Recipes

  • Vegetables & Side Dishes



    9. Broccoli Valencienne - Top

    From Greene on Greens by Bert Greene
    Vegan

    Serves 4 to 6

    1 ½ lbs. broccoli
    2 large shallots, minced
    1 small red onion, thinly sliced
    1 tsp. finely slivered orange peel
    1 tsp. Dijon mustard
    3 Tbs. tarragon vinegar
    1 Tbs. dry sherry
    ¾ cup olive oil
    Salt and freshly ground black pepper
    ¼ cup toasted slivered almonds

    Cut the broccoli tops into flowerets. Cut off the top 3 inches of the stems, peel them, and cut into thin strips, about 1 ½ inches long. Cook flowerets and stems, covered in 3 inches boiling salted water until just barely tender, 4 to 5 minutes. Rinse under cold running water. Drain.

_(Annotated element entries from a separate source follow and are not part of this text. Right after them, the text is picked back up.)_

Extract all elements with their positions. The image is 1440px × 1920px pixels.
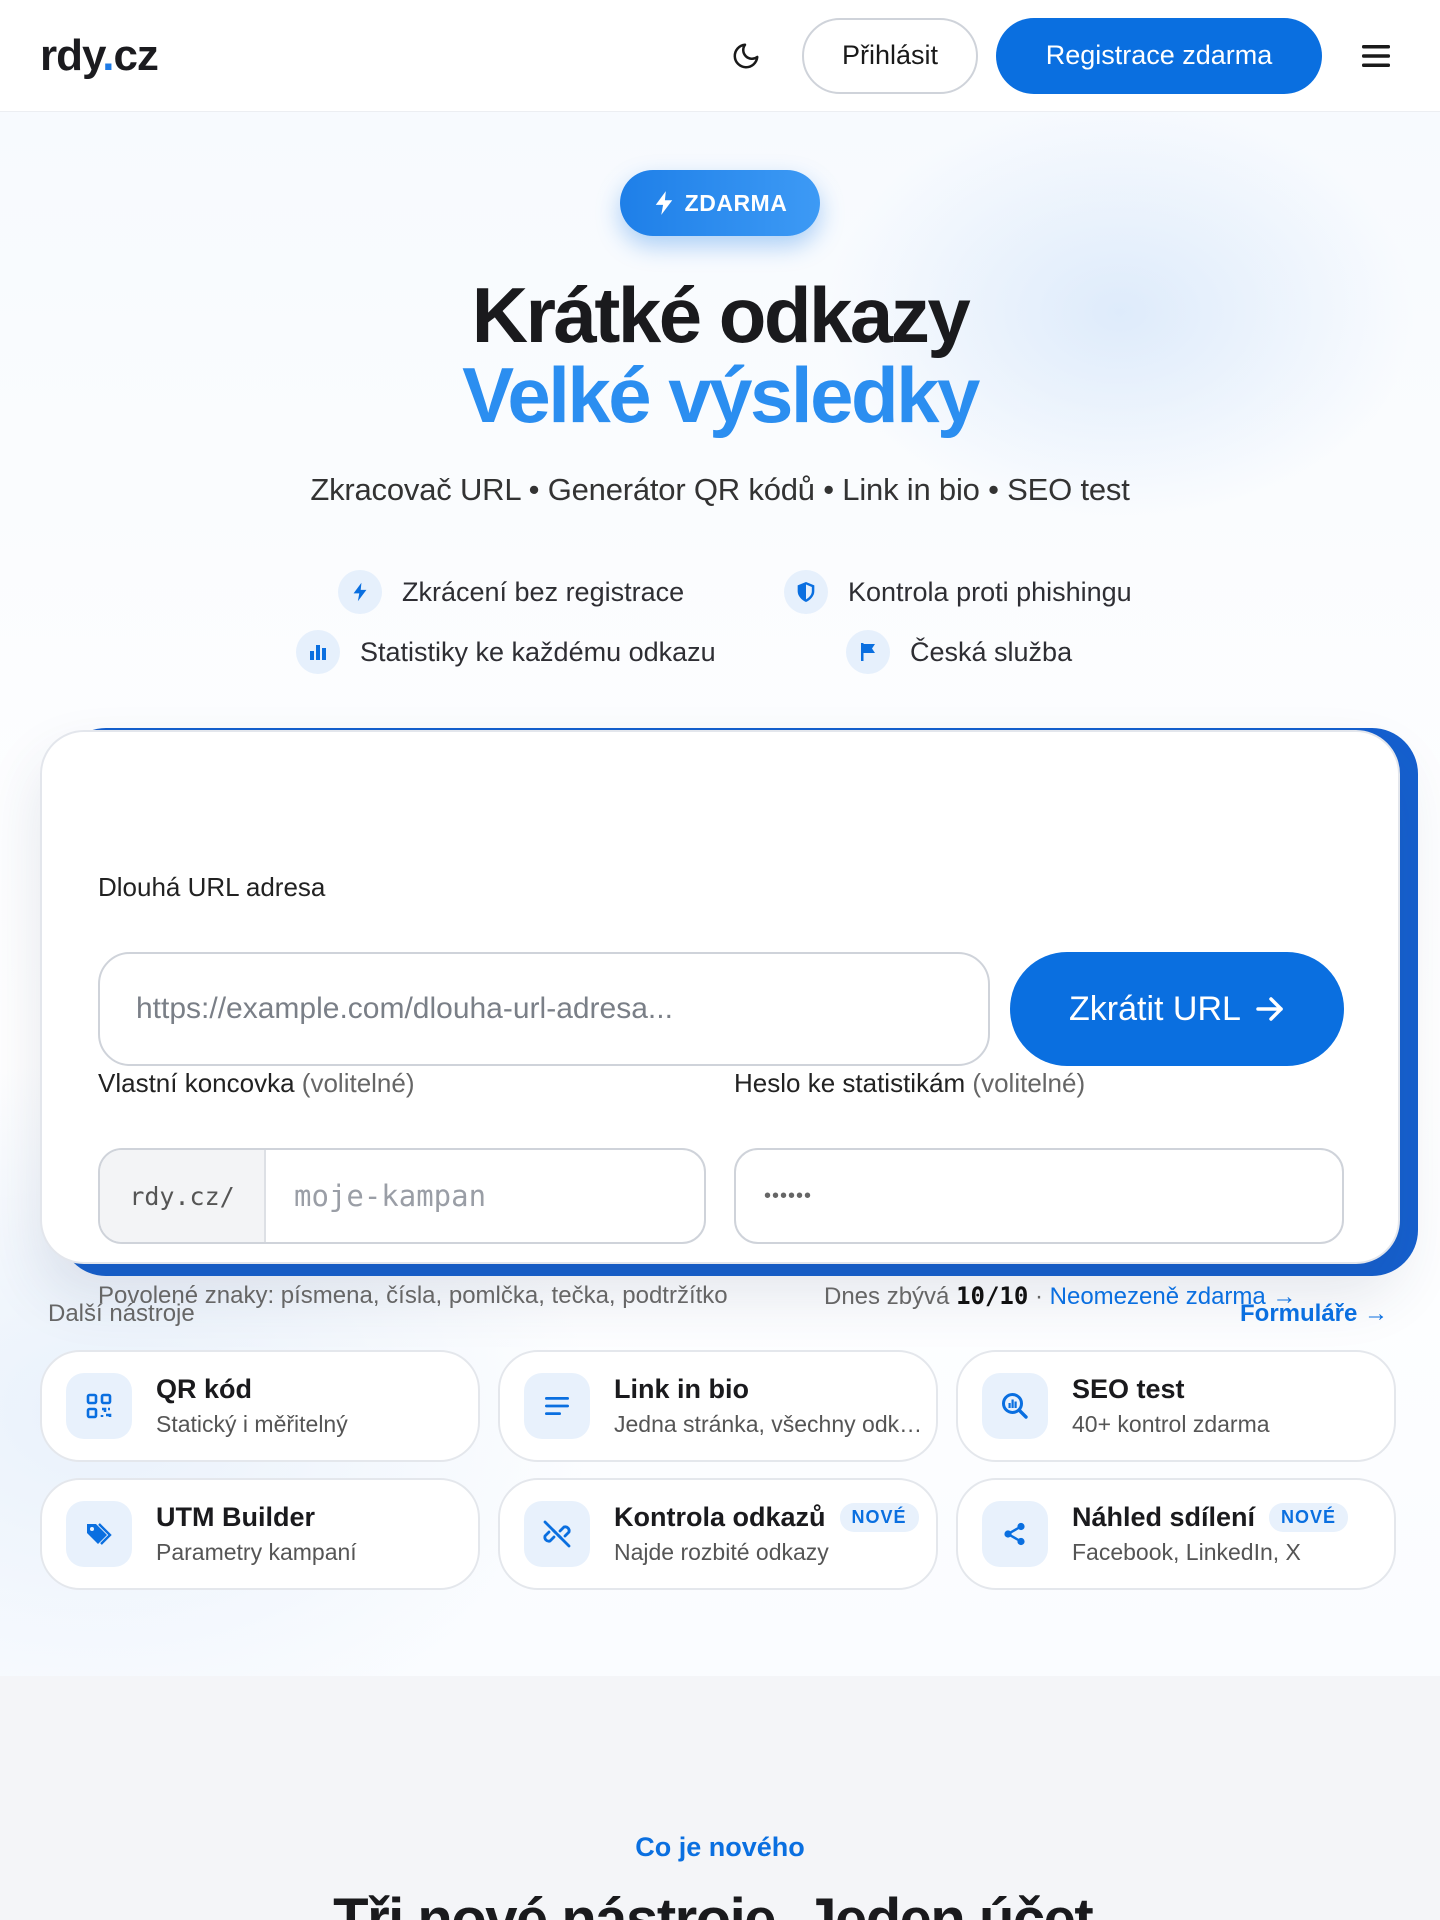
list-icon [524, 1373, 590, 1439]
shorten-form-card: Dlouhá URL adresa https://example.com/dl… [40, 730, 1400, 1310]
moon-icon [733, 43, 759, 68]
tools-section-title: Další nástroje [48, 1300, 195, 1327]
new-badge: NOVÉ [1269, 1503, 1349, 1532]
broken-link-icon [524, 1501, 590, 1567]
hero-subtitle: Zkracovač URL • Generátor QR kódů • Link… [310, 472, 1130, 507]
bolt-icon [338, 570, 382, 614]
bar-chart-icon [296, 630, 340, 674]
slug-prefix: rdy.cz/ [100, 1150, 266, 1242]
free-badge: ZDARMA [620, 170, 820, 236]
url-label: Dlouhá URL adresa [98, 872, 326, 902]
slug-field: rdy.cz/ moje-kampan [98, 1148, 706, 1244]
slug-label: Vlastní koncovka (volitelné) [98, 1068, 415, 1098]
tool-card-utm-builder[interactable]: UTM Builder Parametry kampaní [40, 1478, 480, 1590]
url-input[interactable]: https://example.com/dlouha-url-adresa... [98, 952, 990, 1066]
feature-item: Česká služba [846, 630, 1072, 674]
dark-mode-toggle[interactable] [718, 28, 774, 84]
hero-title-line2: Velké výsledky [462, 351, 980, 439]
tool-card-link-checker[interactable]: Kontrola odkazů NOVÉ Najde rozbité odkazy [498, 1478, 938, 1590]
new-badge: NOVÉ [839, 1503, 919, 1532]
tool-card-link-in-bio[interactable]: Link in bio Jedna stránka, všechny odkazy [498, 1350, 938, 1462]
shield-icon [784, 570, 828, 614]
tool-card-seo-test[interactable]: SEO test 40+ kontrol zdarma [956, 1350, 1396, 1462]
forms-link[interactable]: Formuláře → [1240, 1300, 1388, 1328]
tag-icon [66, 1501, 132, 1567]
logo[interactable]: rdy.cz [40, 31, 159, 81]
hero-section: ZDARMA Krátké odkazy Velké výsledky Zkra… [0, 112, 1440, 1676]
slug-input[interactable]: moje-kampan [266, 1150, 704, 1242]
qr-code-icon [66, 1373, 132, 1439]
password-input[interactable]: •••••• [734, 1148, 1344, 1244]
register-button[interactable]: Registrace zdarma [996, 17, 1322, 94]
hamburger-icon [1362, 44, 1390, 67]
feature-item: Zkrácení bez registrace [338, 570, 684, 614]
arrow-right-icon [1256, 997, 1283, 1021]
remaining-quota: Dnes zbývá 10/10 · Neomezeně zdarma → [824, 1282, 1297, 1310]
bolt-icon [655, 191, 672, 215]
flag-icon [846, 630, 890, 674]
hero-title-line1: Krátké odkazy [471, 271, 971, 359]
search-analytics-icon [982, 1373, 1048, 1439]
tool-card-share-preview[interactable]: Náhled sdílení NOVÉ Facebook, LinkedIn, X [956, 1478, 1396, 1590]
password-label: Heslo ke statistikám (volitelné) [734, 1068, 1086, 1098]
header-actions: Přihlásit Registrace zdarma [718, 17, 1400, 94]
whats-new-title: Tři nové nástroje. Jeden účet. [333, 1887, 1108, 1920]
feature-item: Statistiky ke každému odkazu [296, 630, 716, 674]
shorten-button[interactable]: Zkrátit URL [1010, 952, 1344, 1066]
menu-button[interactable] [1352, 32, 1400, 80]
feature-item: Kontrola proti phishingu [784, 570, 1132, 614]
login-button[interactable]: Přihlásit [802, 17, 978, 94]
share-icon [982, 1501, 1048, 1567]
tool-card-qr[interactable]: QR kód Statický i měřitelný [40, 1350, 480, 1462]
site-header: rdy.cz Přihlásit Registrace zdarma [0, 0, 1440, 112]
whats-new-label: Co je nového [635, 1832, 805, 1862]
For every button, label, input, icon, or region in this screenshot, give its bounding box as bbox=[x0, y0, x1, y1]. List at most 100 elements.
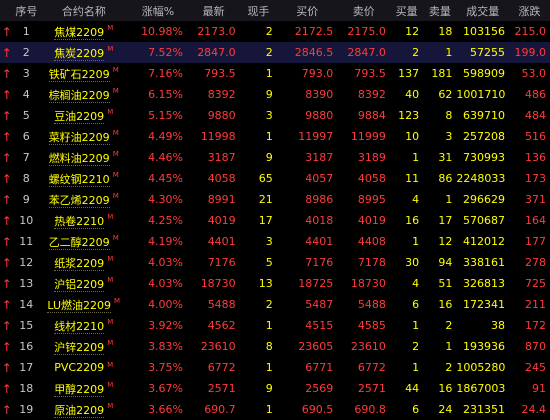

    Transfer the drained broccoli to a large bowl. Add the shallots, onion, and orange peel. Toss lightly. Combine the mustard with the vinegar, sherry, and oil in a medium bowl. Pour the dressing over the broccoli and season with salt and pepper to taste. Chill thoroughly before serving sprinkled with almonds.